Product and service reviews are conducted independently by our editorial team, but we sometimes make money when you click on links. Learn more.
 

Five Data Warehousing Disasters and How to Avoid Them

Five Data Warehousing Disasters and How to Avoid Them
By
Joe Brockmeier

Joe 'Zonker' Brockmeier is a freelance writer and editor who has covered IT for years. Formerly the openSUSE Community Manager for Novell, Brockmeier has written for Linux Magazine, Sys Admin, Linux Pro Magazine, IBM developerWorks, Linux.com, CIO.com, Linux Weekly News, ZDNet, and many other publications

Companies often spend a lot of time and resources implementing a data warehousing system without doing the homework required to make sure it will be used appropriately or even at all. In this article, we outline five strategies an IT pro should follow when implementing a data warehousing project to avoid disaster.

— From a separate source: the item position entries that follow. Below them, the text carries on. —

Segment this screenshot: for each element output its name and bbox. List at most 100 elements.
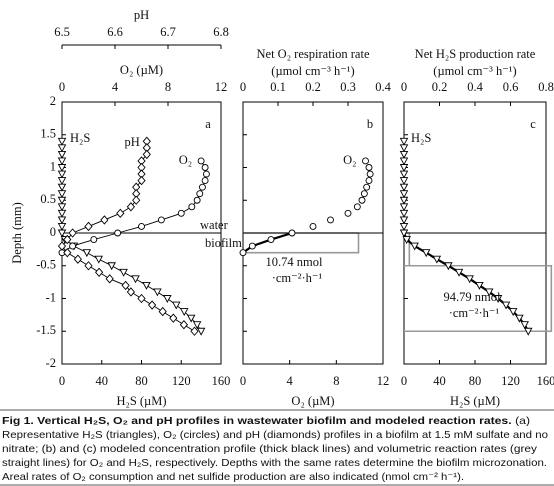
triangle-marker xyxy=(57,137,67,146)
x3-tick-label: 6.8 xyxy=(213,25,229,39)
x-tick-label: 40 xyxy=(96,374,109,388)
x-axis-title: H₂S (µM) xyxy=(116,394,166,408)
circle-marker xyxy=(201,164,209,171)
annotation: 10.74 nmol xyxy=(266,255,323,269)
x-tick-label: 12 xyxy=(377,374,390,388)
caption-text: straight lines) for O₂ and H₂S, respecti… xyxy=(2,458,547,469)
triangle-marker xyxy=(186,314,196,323)
triangle-marker xyxy=(399,203,409,212)
x-tick-label: 0 xyxy=(59,374,65,388)
x2-tick-label: 12 xyxy=(215,80,228,94)
triangle-marker xyxy=(399,229,409,238)
diamond-marker xyxy=(84,221,93,232)
diamond-marker xyxy=(121,280,130,291)
diamond-marker xyxy=(84,261,93,271)
triangle-marker xyxy=(57,229,67,238)
x2-tick-label: 0 xyxy=(401,80,407,94)
triangle-marker xyxy=(402,236,411,244)
annotation: ·cm⁻²·h⁻¹ xyxy=(449,306,500,320)
x2-axis-title: Net O₂ respiration rate xyxy=(257,47,370,61)
annotation: biofilm xyxy=(205,236,242,250)
triangle-marker xyxy=(192,321,202,330)
triangle-marker xyxy=(57,144,67,153)
circle-marker xyxy=(157,216,165,224)
panel-letter: a xyxy=(205,117,211,131)
series-label: O₂ xyxy=(343,153,356,167)
diamond-marker xyxy=(137,293,146,304)
x2-tick-label: 0.4 xyxy=(467,80,483,94)
circle-marker xyxy=(288,229,296,237)
circle-marker xyxy=(365,177,373,185)
series-label: O₂ xyxy=(179,153,192,167)
diamond-marker xyxy=(148,300,157,310)
panel-letter: c xyxy=(530,117,536,131)
triangle-marker xyxy=(399,183,409,192)
circle-marker xyxy=(90,236,98,244)
circle-marker xyxy=(197,157,205,165)
circle-marker xyxy=(201,177,209,185)
triangle-marker xyxy=(57,209,67,218)
y-tick-label: 1.5 xyxy=(40,127,56,141)
triangle-marker xyxy=(454,268,464,277)
x2-tick-label: 0.2 xyxy=(432,80,448,94)
triangle-marker xyxy=(57,177,67,186)
annotation: ·cm⁻²·h⁻¹ xyxy=(272,271,323,285)
diamond-marker xyxy=(132,195,141,205)
x-tick-label: 0 xyxy=(401,374,407,388)
caption-text: (a) xyxy=(515,416,530,427)
triangle-marker xyxy=(57,157,67,166)
caption-text: nitrate; (b) and (c) modeled concentrati… xyxy=(2,444,538,455)
triangle-marker xyxy=(399,223,409,231)
triangle-marker xyxy=(444,262,453,271)
triangle-marker xyxy=(119,268,128,277)
x2-tick-label: 0.1 xyxy=(270,80,286,94)
triangle-marker xyxy=(410,242,419,251)
triangle-marker xyxy=(399,164,409,172)
triangle-marker xyxy=(57,223,67,231)
x-tick-label: 80 xyxy=(135,374,148,388)
triangle-marker xyxy=(57,203,67,212)
triangle-marker xyxy=(163,295,172,303)
x2-tick-label: 0 xyxy=(240,80,246,94)
circle-marker xyxy=(198,183,206,191)
series-label: H₂S xyxy=(70,131,90,145)
triangle-marker xyxy=(57,216,67,225)
x2-axis-unit: (µmol cm⁻³ h⁻¹) xyxy=(271,64,354,78)
profile-line xyxy=(242,231,293,254)
diamond-marker xyxy=(142,149,151,160)
series-label: pH xyxy=(125,135,140,149)
series-label: H₂S xyxy=(411,131,431,145)
triangle-marker xyxy=(523,327,533,336)
x-tick-label: 80 xyxy=(469,374,482,388)
circle-marker xyxy=(188,203,196,211)
x3-tick-label: 6.5 xyxy=(54,25,70,39)
triangle-marker xyxy=(196,327,206,336)
diamond-marker xyxy=(126,202,135,212)
x-tick-label: 120 xyxy=(172,374,191,388)
circle-marker xyxy=(327,216,334,224)
x-tick-label: 120 xyxy=(501,374,520,388)
circle-marker xyxy=(309,222,317,230)
x2-tick-label: 0.6 xyxy=(503,80,519,94)
x2-tick-label: 8 xyxy=(165,80,171,94)
circle-marker xyxy=(193,196,201,204)
x-axis-title: O₂ (µM) xyxy=(291,394,334,408)
caption-text: Representative H₂S (triangles), O₂ (circ… xyxy=(2,430,548,441)
triangle-marker xyxy=(475,281,484,290)
triangle-marker xyxy=(493,295,503,303)
panel-letter: b xyxy=(367,117,373,131)
y-tick-label: 0.5 xyxy=(40,192,56,206)
triangle-marker xyxy=(465,275,474,284)
diamond-marker xyxy=(57,241,67,251)
circle-marker xyxy=(362,157,369,165)
y-tick-label: -2 xyxy=(46,356,56,370)
circle-marker xyxy=(366,170,374,178)
triangle-marker xyxy=(57,196,67,205)
diamond-marker xyxy=(158,306,167,317)
circle-marker xyxy=(344,209,352,217)
x-axis-title: H₂S (µM) xyxy=(450,394,500,408)
caption-title: Fig 1. Vertical H₂S, O₂ and pH profiles … xyxy=(2,416,512,427)
circle-marker xyxy=(177,209,185,217)
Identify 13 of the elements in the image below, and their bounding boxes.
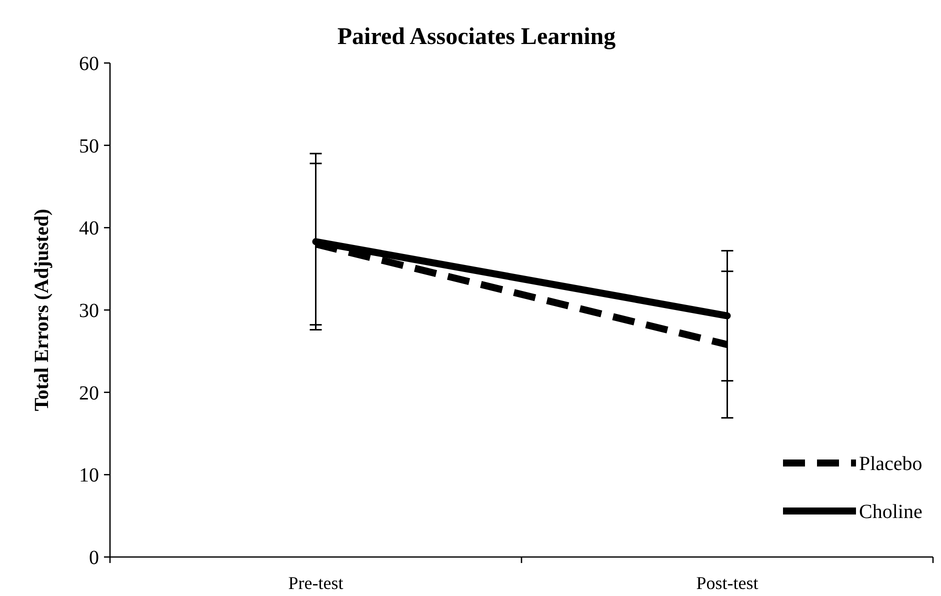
y-tick-label: 40 bbox=[79, 218, 99, 240]
chart-title: Paired Associates Learning bbox=[337, 24, 616, 50]
legend-label: Placebo bbox=[859, 453, 922, 475]
x-tick-label: Post-test bbox=[696, 573, 758, 593]
y-tick-label: 50 bbox=[79, 135, 99, 158]
x-tick-label: Pre-test bbox=[288, 573, 344, 593]
y-tick-label: 60 bbox=[79, 53, 99, 75]
y-tick-label: 30 bbox=[79, 300, 99, 322]
y-tick-label: 10 bbox=[79, 464, 99, 487]
y-tick-label: 0 bbox=[89, 547, 99, 569]
y-tick-label: 20 bbox=[79, 382, 99, 404]
legend-label: Choline bbox=[859, 501, 922, 523]
y-axis-title: Total Errors (Adjusted) bbox=[31, 208, 53, 412]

1: Get the End User on Board

Robin Schumacher, director of product strategy for EnterpriseDB, says that it's not uncommon for a company to set up a data warehouse without getting the appropriate buy-in from executives and users.

“You're going to go through a lot of expense and time, and then end up with conflicting sources,” according to Schumacher. For example, an expensive data warehouse solution may end up competing with Microsoft Access.

Schumacher says that it's not uncommon for financial analysts to have their own Microsoft Access databases that they've used forever and don't want to switch. “I can't say how many customers we've talked to. The problem is they have all these Access DBs and people compiling their own information, and none of it agrees."

2: Properly Train Stakeholders

Another problem, says Schumacher, is that users aren't trained or given the right tools prior to deployment: “I've seen both extremes; users are given very few tools, no automation, no assistance and told 'here's the data model. Good luck.'”

In one extreme case, Schumacher recounts a user in the mid-‘90s trying to wrangle data out of a Teradata database, but the user was unsure if they were writing the query correctly. In short: no, he wasn’t.

“We ran Explain on it [to see what the query would do prior to running it], it ran a very long time,” Schumacher says. The result? Explain found that query would have finished sometime in 2049 and would likely bog the entire system down in the process.

How do you avoid queries from Hell?

Schumacher says it’s simple: Tools and training. Provide tools appropriate for the audience and training for everyone. Some users are sophisticated; others need drag-and-drop tools that can help create queries without users having to know a SQL query from a spreadsheet.